"If we want to fight inflation, we have to start with understanding." Prime Minister Viktor Orbán sought the answer to why there is inflation throughout Europe in his annual review speech. The Macronomic Institute examined and analyzed the components of inflation. Based on the breakdown into factors, it can be stated: half of the war and sanctions are directly responsible for the high prices, and half are country-specific factors that can also be indirectly explained to a significant extent by the war and sanctions.

Analyzing the December inflation data, it can be concluded that the war and the sanctions directly contributed to the inflation by almost half, 47.8 percent. According to the ratios shown in the figure, the Makronom Institute has analyzed in detail the individual factors affecting inflation, among which the impact of energy prices stands out. The impact of country-specific factors was responsible for 52.2 percent of inflation in December, but a significant part of them is indirectly related to the war and sanctions.

 

Source: Metronome

Source: Macronom

 

Several factors contributed to the inflation in December: the release of energy prices, the weakening of the exchange rate due to sanctions and EU disputes, the increase in global transport costs, profit-driven inflation due to speculative pricing, to name but a few of the most important factors. The revival of demand at the beginning of last year and the tax increases together explain less than 3 percentage points of inflation.

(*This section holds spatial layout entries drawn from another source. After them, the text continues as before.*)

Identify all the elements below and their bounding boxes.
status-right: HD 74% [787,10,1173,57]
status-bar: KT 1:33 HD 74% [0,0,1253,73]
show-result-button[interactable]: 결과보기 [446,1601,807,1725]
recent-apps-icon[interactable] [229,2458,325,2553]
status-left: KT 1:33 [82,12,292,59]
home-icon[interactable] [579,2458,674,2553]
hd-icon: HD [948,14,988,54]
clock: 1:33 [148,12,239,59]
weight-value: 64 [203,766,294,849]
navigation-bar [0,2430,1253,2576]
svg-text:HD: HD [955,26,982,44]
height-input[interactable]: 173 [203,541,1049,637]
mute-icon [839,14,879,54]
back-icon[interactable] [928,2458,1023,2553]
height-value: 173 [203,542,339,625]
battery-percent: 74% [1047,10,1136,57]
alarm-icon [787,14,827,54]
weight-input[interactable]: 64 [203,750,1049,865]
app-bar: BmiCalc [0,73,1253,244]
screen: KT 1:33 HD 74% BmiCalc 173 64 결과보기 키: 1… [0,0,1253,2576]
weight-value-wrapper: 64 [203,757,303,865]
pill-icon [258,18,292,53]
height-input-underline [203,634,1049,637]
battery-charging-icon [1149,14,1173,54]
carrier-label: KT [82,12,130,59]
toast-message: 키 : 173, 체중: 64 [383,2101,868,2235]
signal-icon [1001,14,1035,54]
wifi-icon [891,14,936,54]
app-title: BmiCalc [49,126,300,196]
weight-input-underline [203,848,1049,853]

On the other hand, the rise in energy prices resulting from the war and sanctions, the breakdown of supply chains, and the resulting weakening of the forint were responsible for almost half of the inflation. The other side of the government measures should also be highlighted: in 2022, the government measures, which reached 19 percent of the total value of the budget expenditures, significantly supported the situation of Hungarian families. The increase in the minimum wage and the minimum guaranteed wage at the beginning of the year contributed to a 17.5 percent increase in the average wage, thanks to which Hungary maintained the longest real wage growth among the OECD countries.